From biblical to saintly; I recently visited a very special exhibit at the LUMA gallery in Chicago. “Searching for Jehanne, the Joan of Arc Project” by renown photographer/artist, Susan Aurinko. Taking time out of her busy schedule, she offered to give a few of us a personal tour of her exhibit, a project which had been years in the making. I thought I knew the work I was about the see, (being that some images were on-line, and I was also familiar with the history behind Susan's project) but that was not the case all. As we walked into the gallery, I was immediately taken away by powerful images set in the most beautiful ornate frames. The heavenly sound of a church choir permeating the show, stemming from a short artistic video installation she created from classic film footage, added a sense of sacredness. The combination of her artwork and this culminating choice of sound echoing in the room brought me back to when I was a young girl sitting in a pew of my town's opulent 1870s Catholic Church; I would listen to similar music and stare at the paintings on the ceilings of archangels, fluffy clouds, dark skies and fire. The 'Searching for Jehanne' exhibit evoked certain childhood memories and emotional angst of when I first learned of the tragic life of Saint Joan of Arc. A story I feel is overly perturbatious for such young children to hear. We toured the exhibit while Susan explained in detail all the research, time, and effort it took for each and every piece in the collection. Among several aspects of her project, she described her travels through France with her camera; walking the paths once walked by Joan of Arc herself. Susan’s description of the process was a powerful ‘goosebumps’ addition to seeing the physical artworks. We learned so much about her process, right down to her choosing the unique grey/blue color of paint on the walls; which, was one of many aesthetics that tied everything in so gloriously.

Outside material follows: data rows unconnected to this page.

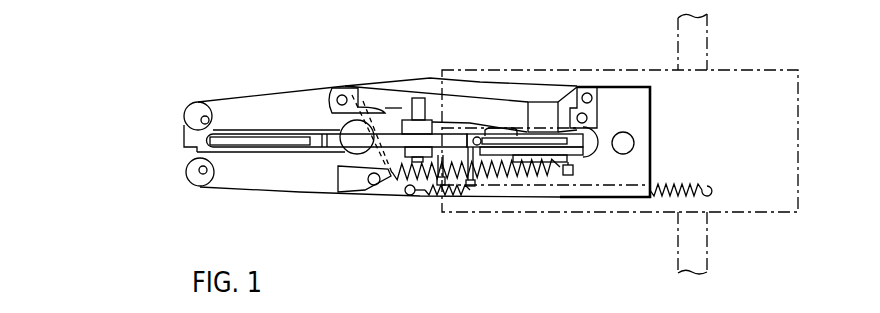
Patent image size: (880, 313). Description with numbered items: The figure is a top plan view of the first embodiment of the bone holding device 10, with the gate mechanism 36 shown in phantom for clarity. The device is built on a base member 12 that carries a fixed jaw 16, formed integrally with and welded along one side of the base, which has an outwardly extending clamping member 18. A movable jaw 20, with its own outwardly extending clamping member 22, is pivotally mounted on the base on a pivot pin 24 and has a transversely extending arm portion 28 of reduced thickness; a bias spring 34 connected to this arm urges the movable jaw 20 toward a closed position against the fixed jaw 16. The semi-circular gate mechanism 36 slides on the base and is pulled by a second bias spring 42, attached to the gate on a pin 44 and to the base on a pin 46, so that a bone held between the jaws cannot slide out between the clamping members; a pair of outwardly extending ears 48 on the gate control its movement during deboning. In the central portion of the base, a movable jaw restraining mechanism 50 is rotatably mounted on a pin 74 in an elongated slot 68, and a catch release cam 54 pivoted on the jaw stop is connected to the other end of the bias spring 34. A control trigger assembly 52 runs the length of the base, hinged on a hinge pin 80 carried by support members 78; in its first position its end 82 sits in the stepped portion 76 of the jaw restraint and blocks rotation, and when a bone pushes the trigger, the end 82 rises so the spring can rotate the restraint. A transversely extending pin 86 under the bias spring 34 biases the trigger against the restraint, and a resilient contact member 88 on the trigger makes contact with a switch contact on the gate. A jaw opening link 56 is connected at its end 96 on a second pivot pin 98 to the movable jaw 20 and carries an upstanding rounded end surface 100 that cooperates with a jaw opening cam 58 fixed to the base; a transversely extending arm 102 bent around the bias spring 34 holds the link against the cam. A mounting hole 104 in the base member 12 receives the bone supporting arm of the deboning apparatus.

The bone holding device 10 is at (146, 110).
The base member 12 is at (630, 186).
The fixed jaw 16 is at (235, 180).
The clamping member 18 is at (183, 175).
The movable jaw 20 is at (243, 108).
The clamping member 22 is at (191, 108).
The pivot pin 24 is at (362, 128).
The arm portion 28 is at (368, 187).
The bias spring 34 is at (495, 170).
The gate mechanism 36 is at (778, 88).
The second bias spring 42 is at (667, 186).
The pin 44 is at (713, 188).
The pin 46 is at (405, 194).
The ears 48 is at (700, 56).
The movable jaw restraining mechanism 50 is at (588, 137).
The control trigger assembly 52 is at (282, 138).
The catch release cam 54 is at (575, 160).
The jaw opening link 56 is at (491, 110).
The jaw opening cam 58 is at (556, 122).
The elongated slot 68 is at (598, 134).
The pin 74 is at (572, 176).
The stepped portion 76 is at (518, 130).
The support members 78 is at (428, 126).
The hinge pin 80 is at (418, 98).
The trigger end 82 is at (505, 156).
The transversely extending pin 86 is at (473, 188).
The resilient contact member 88 is at (552, 144).
The link end 96 is at (337, 90).
The second pivot pin 98 is at (344, 95).
The rounded end surface 100 is at (547, 112).
The transversely extending arm 102 is at (440, 198).
The mounting hole 104 is at (687, 138).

Although I have yet to have a 'solo' exhibit, I've been working towards it since moment zero a couple years ago - a long, independent, sometimes painful, yet exciting process. If anyone knows me, they know that I will not exhibit anything less than wild. I continue to share bits on the internet which is a great way to gauge the effect of my artwork. Feedback from other photographers, curators, and jurors from open-call submissions can sometimes influence me but I never compromise my creative vision. My self-portraiture and nature photography continue to be popular among my audience; unsettling them with conflicting emotions, at the same time fulfilling them with the familiarity of it all. Personal emails received are a clear indication that my artwork is making an impact and that people want to see more. Being an artist is a blessing and a gift, and nothing we do is worthwhile if we do not share the best of ourselves, in the very best way, with the rest of world. For most photographers, there is nothing more rewarding than completing a body of work and having it hung on a gallery wall for their audience to experience the full depth and meaning behind it. The physical gallery MUST live on.